父親が亡くなったときは、母親が生きているので兄弟間の醜い争いが表面に出ることはまだ少ないですが、母親が亡くなり相続人が兄弟姉妹だけになったときには熾烈を極めることが多くなります。
3. 権利意識の拡大
日本国憲法は法の下の平等を定めています。
戦後、民法が家督相続制から共同相続制に変わったように、法制度においては誰でも平等な権利を持つ世の中になりました。
しかし、それが現代人の権利意識を肥大化させ、逆に義務から目を背ける風潮を生み出したことは間違いないでしょう。
新民法の規定では、子供の法定相続分は全員均等です。
両親の介護や家業の手伝いや親孝行など、子供としての義務を全く果たしてこなかった相続人が、親の死後、相続する権利は平等だからと、他の兄弟と均等な相続分を要求することが多いです。

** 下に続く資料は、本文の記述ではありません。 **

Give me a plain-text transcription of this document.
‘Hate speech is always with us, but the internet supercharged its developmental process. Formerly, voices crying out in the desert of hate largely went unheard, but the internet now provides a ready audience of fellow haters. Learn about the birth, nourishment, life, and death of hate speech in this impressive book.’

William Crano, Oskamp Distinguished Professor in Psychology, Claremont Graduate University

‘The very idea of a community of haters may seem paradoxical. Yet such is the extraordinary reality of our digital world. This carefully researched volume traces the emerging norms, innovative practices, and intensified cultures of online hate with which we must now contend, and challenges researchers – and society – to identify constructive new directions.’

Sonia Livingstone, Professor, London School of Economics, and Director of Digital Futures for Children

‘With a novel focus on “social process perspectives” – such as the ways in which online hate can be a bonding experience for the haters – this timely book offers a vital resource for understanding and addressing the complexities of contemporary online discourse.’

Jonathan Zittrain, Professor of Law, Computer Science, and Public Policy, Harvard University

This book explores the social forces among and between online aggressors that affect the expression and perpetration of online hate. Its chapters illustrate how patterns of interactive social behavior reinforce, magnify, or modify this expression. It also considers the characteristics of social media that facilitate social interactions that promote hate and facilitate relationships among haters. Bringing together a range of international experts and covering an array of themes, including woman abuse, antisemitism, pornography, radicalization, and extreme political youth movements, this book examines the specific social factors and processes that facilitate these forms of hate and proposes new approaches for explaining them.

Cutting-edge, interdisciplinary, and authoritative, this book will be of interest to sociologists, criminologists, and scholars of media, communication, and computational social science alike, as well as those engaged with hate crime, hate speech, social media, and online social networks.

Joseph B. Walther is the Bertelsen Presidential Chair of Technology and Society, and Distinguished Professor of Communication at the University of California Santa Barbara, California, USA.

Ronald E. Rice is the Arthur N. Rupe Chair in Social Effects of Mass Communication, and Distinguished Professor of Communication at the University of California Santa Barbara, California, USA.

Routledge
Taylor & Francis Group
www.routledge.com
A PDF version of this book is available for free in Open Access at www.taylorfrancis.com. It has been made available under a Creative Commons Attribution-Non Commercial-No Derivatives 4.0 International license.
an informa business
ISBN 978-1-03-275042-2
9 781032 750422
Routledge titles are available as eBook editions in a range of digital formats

こういう権利は大好きだけど義務は大嫌いな人は、たいてい欲が深く不労所得には目がありません。
だから、きちんと遺言書を作成し相続分を指定しておかなければ、財産分けのときに必ずといっていいほど揉めることになります。
また、こういった場合には「遺留分」の制度が、彼らの強い味方となります。
4. 人は欲がからむと狭量になる
血がつながっていない兄弟がいたり、奥さんが後妻だったりという複雑な家庭があります。

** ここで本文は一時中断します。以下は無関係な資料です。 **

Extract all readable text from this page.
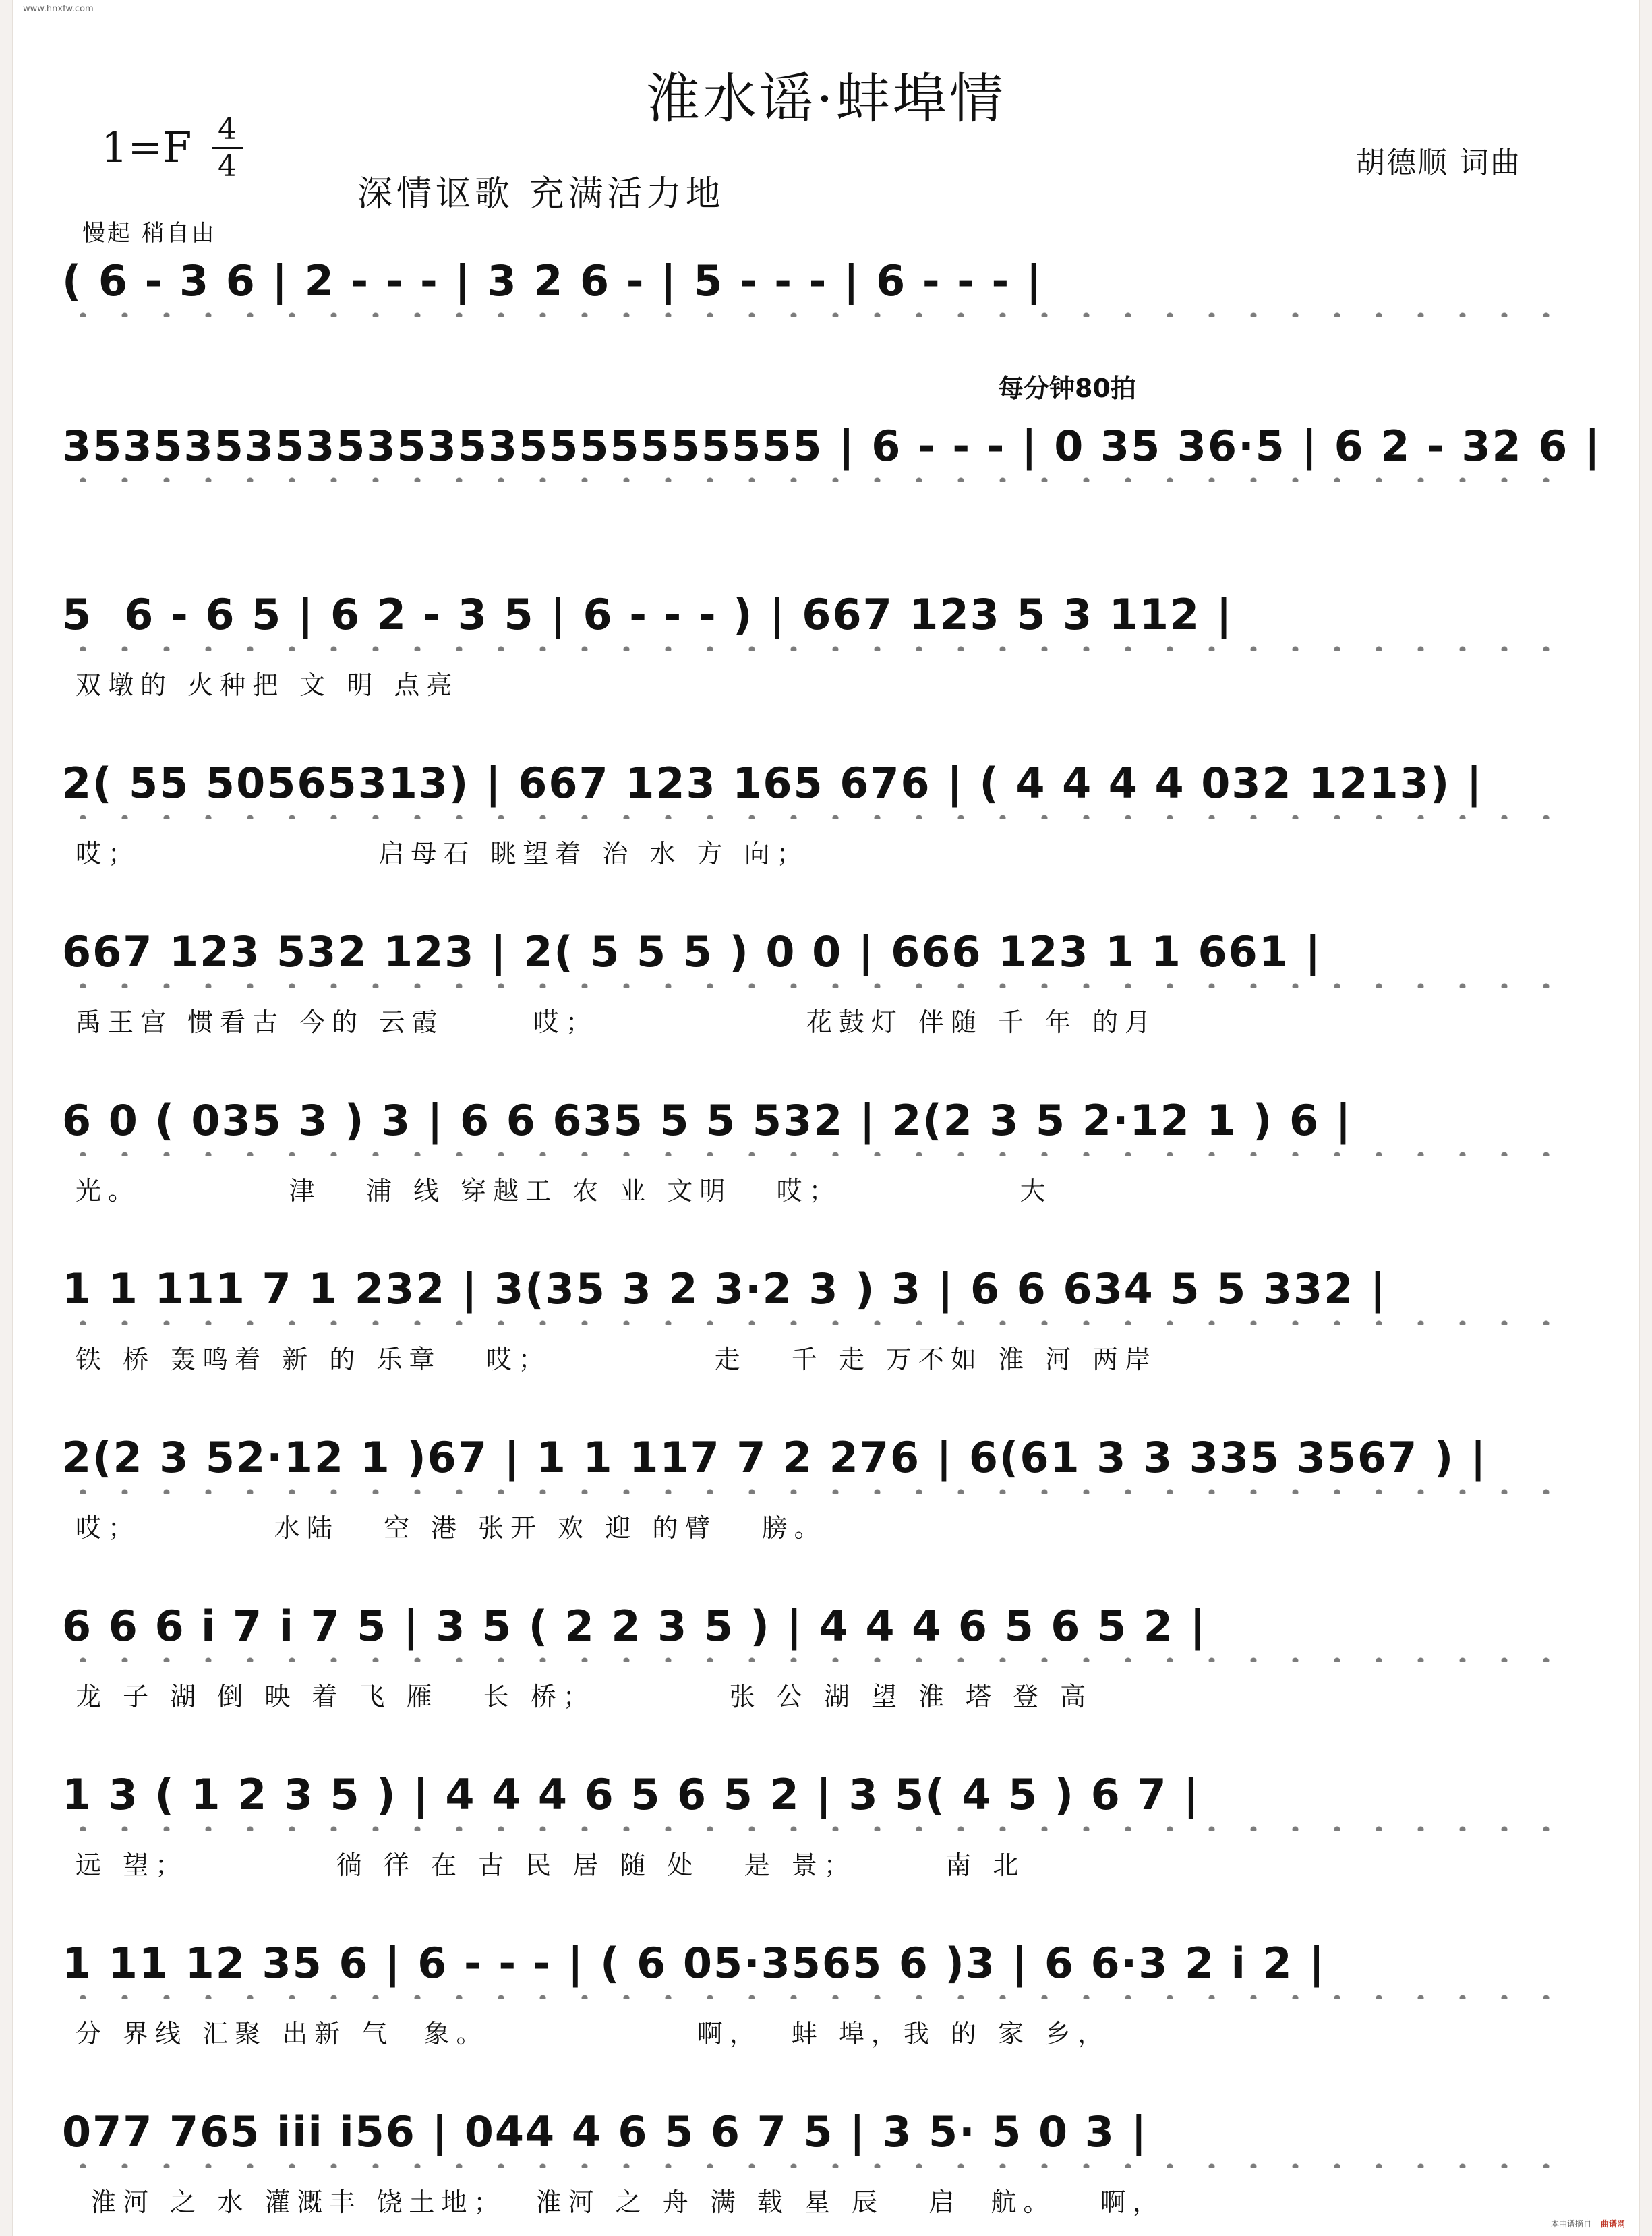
www.hnxfw.com
淮水谣·蚌埠情
1=F 4
4
深情讴歌 充满活力地
胡德顺 词曲
慢起 稍自由
每分钟80拍
( 6 - 3 6 | 2 - - - | 3 2 6 - | 5 - - - | 6 - - - |
3535353535353535555555555 | 6 - - - | 0 35 36·5 | 6 2 - 32 6 |
5  6 - 6 5 | 6 2 - 3 5 | 6 - - - ) | 667 123 5 3 112 |
双墩的 火种把 文 明 点亮
2( 55 50565313) | 667 123 165 676 | ( 4 4 4 4 032 1213) |
哎；                启母石 眺望着 治 水 方 向；
667 123 532 123 | 2( 5 5 5 ) 0 0 | 666 123 1 1 661 |
禹王宫 惯看古 今的 云霞      哎；              花鼓灯 伴随 千 年 的月
6 0 ( 035 3 ) 3 | 6 6 635 5 5 532 | 2(2 3 5 2·12 1 ) 6 |
光。          津   浦 线 穿越工 农 业 文明   哎；            大
1 1 111 7 1 232 | 3(35 3 2 3·2 3 ) 3 | 6 6 634 5 5 332 |
铁 桥 轰鸣着 新 的 乐章   哎；           走   千 走 万不如 淮 河 两岸
2(2 3 52·12 1 )67 | 1 1 117 7 2 276 | 6(61 3 3 335 3567 ) |
哎；         水陆   空 港 张开 欢 迎 的臂   膀。
6 6 6 i 7 i 7 5 | 3 5 ( 2 2 3 5 ) | 4 4 4 6 5 6 5 2 |
龙 子 湖 倒 映 着 飞 雁   长 桥；         张 公 湖 望 淮 塔 登 高
1 3 ( 1 2 3 5 ) | 4 4 4 6 5 6 5 2 | 3 5( 4 5 ) 6 7 |
远 望；          徜 徉 在 古 民 居 随 处   是 景；      南 北
1 11 12 35 6 | 6 - - - | ( 6 05·3565 6 )3 | 6 6·3 2 i 2 |
分 界线 汇聚 出新 气  象。              啊，  蚌 埠，我 的 家 乡，
077 765 iii i56 | 044 4 6 5 6 7 5 | 3 5· 5 0 3 |
淮河 之 水 灌溉丰 饶土地；  淮河 之 舟 满 载 星 辰   启  航。   啊，
本曲谱摘自 曲谱网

こういう家庭の場合、普段は仲良くしていても、父親が亡くなりさあ相続だというときに、相手に対して抱いていた複雑な感情や差別心が頭をもたげ、欲もからんで相手の取り分をできるだけ少なくしてやりたいという狭量な思いになりがちです。
血がつながっていない兄弟に対しては、死んだ親父は本当の父親ではないのだから遺産は少なくてもいいはずだ(父親と養子縁組を結んでいれば法定相続分は同じなのに)と考え、後妻に対しては、父親の介護など懸命に尽くしてもらったのにもかかわらず、財産目当てで父と結婚したのだろうと考えてしまいます。
5. 感謝やいたわりを忘れる
現代は、家督相続制度が廃止され3世代同居が減り核家族が増加した結果、年老いた両親の介護をどうするかが大きな問題となっています。
昔は家督を継いだ子供(長男が多い)が、財産を全て引き継ぐ代わりに親と同居し、親の老後の面倒を(主に嫁が)看てきました。
今は相続の権利は同等ですが、親の介護は1人の子供が負担することが多いのが現実です。
それなのにいざ相続となると、他の兄弟たちは介護をしてきた者に対する感謝やいたわりよりも遺産のことで頭がいっぱいで、財産を平等に分けようなどと言います。
介護を実際おこなっているのは長男のお嫁さんなどの場合が多いですが、お嫁さんは相続人ではないため遺産を受け取ることはできませんし、財産分けの話し合い(遺産分割協議)に参加することも口を出すこともできません。
これではあまりに不公平なので、被相続人は介護をしてくれた子供とその配偶者に充分報いてあげるよう、遺言書などで配慮すべきでしょう。